É o caso também do “African Journal of Agricultural Research”, publicado pela editora nigeriana Academic Journals (não confundir com a do parágrafo anterior, embora sejam ambas predatórias), que tem 13 revistas classificadas no Qualis. Enquanto isso, na Malásia o Ministério da Educação Superior não reconhece e também não dá apoio para artigos publicados por esse publisher, como já mostrou este blog (“Na ciência, o ruim para a Malásia é bom para o Brasil”, 7.mar).
Esse periódico nigeriano não só deixou de constar com a elevada —e absurda— classificação A2 que havia obtido no grupo Administração, Ciências Contábeis e Turismo, mas também nem sequer foi incluído nessa área nas avaliações de 2013 e 2014. A não inclusão também aconteceu no segmento Interdisciplinar, no qual a revista havia sido classificada como B1, como mostra a tabela a seguir.
VAI LONGE
Além das duas não inclusões acima indicadas, o “African Journal of Agricultural Research” teve também dois rebaixamentos (de B2 para B3 em Biodiversidade, e de B2 para B5 em Engenharias III). Apesar de sua péssima reputação internacional, bastaria manter essas duas classificações para ele permanecer no Qualis como alternativa para professores, pesquisadores e pós-graduandos que não conseguem coisa melhor.
Essa revista também teve estabilização em seis outras áreas e uma única “promoção” (de B4 para B3 em Ciência de Alimentos). Sem falar na inclusão em Arquitetura e Urbanismo (B4), Ciências Ambientais (B2), Ciência da Computação (B5), Economia (B4) e até mesmo nas mais exigentes Ciências Biológicas III (C) e Química (C) , que pelo menos aplicaram a classificação mais baixa, mas ainda assim permitem espaço para artigos que merecidamente podem ser considerados lixo acadêmico.

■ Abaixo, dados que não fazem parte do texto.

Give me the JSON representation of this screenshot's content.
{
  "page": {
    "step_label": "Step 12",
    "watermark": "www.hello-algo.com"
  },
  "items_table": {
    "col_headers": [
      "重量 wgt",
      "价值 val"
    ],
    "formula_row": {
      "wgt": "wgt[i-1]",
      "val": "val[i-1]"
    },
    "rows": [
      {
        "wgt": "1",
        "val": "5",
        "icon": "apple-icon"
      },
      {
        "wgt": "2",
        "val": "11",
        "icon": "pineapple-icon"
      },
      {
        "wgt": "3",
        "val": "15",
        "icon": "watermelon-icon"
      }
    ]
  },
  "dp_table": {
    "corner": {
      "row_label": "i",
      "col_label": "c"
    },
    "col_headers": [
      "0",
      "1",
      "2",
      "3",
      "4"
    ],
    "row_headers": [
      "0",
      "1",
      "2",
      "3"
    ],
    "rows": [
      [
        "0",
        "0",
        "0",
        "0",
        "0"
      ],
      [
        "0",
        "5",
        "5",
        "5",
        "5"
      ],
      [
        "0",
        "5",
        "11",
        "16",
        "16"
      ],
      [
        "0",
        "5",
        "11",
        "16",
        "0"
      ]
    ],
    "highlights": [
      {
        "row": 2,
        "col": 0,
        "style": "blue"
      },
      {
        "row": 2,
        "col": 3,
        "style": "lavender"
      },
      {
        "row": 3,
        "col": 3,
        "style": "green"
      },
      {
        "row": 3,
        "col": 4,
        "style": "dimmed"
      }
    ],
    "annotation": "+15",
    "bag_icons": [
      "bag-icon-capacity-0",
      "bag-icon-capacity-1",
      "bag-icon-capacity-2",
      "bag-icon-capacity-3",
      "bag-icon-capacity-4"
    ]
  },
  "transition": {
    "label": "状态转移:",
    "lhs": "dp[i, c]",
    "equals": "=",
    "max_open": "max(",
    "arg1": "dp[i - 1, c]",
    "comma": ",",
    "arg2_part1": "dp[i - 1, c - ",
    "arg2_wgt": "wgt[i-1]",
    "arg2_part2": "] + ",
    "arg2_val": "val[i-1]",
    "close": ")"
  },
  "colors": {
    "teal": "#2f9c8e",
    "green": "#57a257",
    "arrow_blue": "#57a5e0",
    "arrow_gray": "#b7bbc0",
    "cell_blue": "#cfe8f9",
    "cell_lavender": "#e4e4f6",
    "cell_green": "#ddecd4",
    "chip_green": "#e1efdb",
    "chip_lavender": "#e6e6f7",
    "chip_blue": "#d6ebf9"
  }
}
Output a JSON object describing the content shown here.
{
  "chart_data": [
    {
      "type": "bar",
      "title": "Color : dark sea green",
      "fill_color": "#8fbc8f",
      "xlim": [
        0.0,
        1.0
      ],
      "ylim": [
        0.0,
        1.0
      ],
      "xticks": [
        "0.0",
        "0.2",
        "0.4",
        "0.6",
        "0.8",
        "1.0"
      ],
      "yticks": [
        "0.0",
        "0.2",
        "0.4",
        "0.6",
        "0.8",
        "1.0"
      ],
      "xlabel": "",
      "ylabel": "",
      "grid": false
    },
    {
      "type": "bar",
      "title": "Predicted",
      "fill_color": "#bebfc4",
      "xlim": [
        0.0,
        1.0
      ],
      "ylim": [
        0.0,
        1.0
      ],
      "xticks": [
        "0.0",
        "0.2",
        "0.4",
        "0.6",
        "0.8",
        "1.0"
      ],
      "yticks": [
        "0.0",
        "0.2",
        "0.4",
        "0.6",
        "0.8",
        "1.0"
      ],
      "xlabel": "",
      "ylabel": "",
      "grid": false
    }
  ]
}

Houve também desclassificações e rebaixamentos de outros periódicos “famosos” que pretendo comentar nos próximos dias. Ainda é cedo para saber se eles serão excluídos na próxima avaliação, que será quadrienal (2013-2016).
LIXO ACADÊMICO
Concluída em 2013, a avaliação trienal de 2010-2012 do Qualis Periódicos envolveu cerca de 2 mil especialistas, distribuídos por 48 comitês assessores da Capes, cada um deles com um coordenador e dois coordenadores adjuntos —eleitos por comissões de pós-graduação de todo o país—, com o apoio de, em média, 20 consultores.
Apesar de não ser ainda a limpeza que precisa ser feita e de a avaliação quadrienal 2013-2016 ainda estar em curso, as informações parciais de 2013 e 2014 indicam que a divulgação sobre o chamado “lixo acadêmico” começou a fazer efeito.
O que importa é que agora, com a atualização do Qualis na Plataforma Sucupira, será possível para a comunidade acadêmica monitorar o processo antes da conclusão da avaliação quadrienal. E, quem sabe, teremos melhores condições para compreendermos se esse tipo de avaliação de periódicos realmente funciona.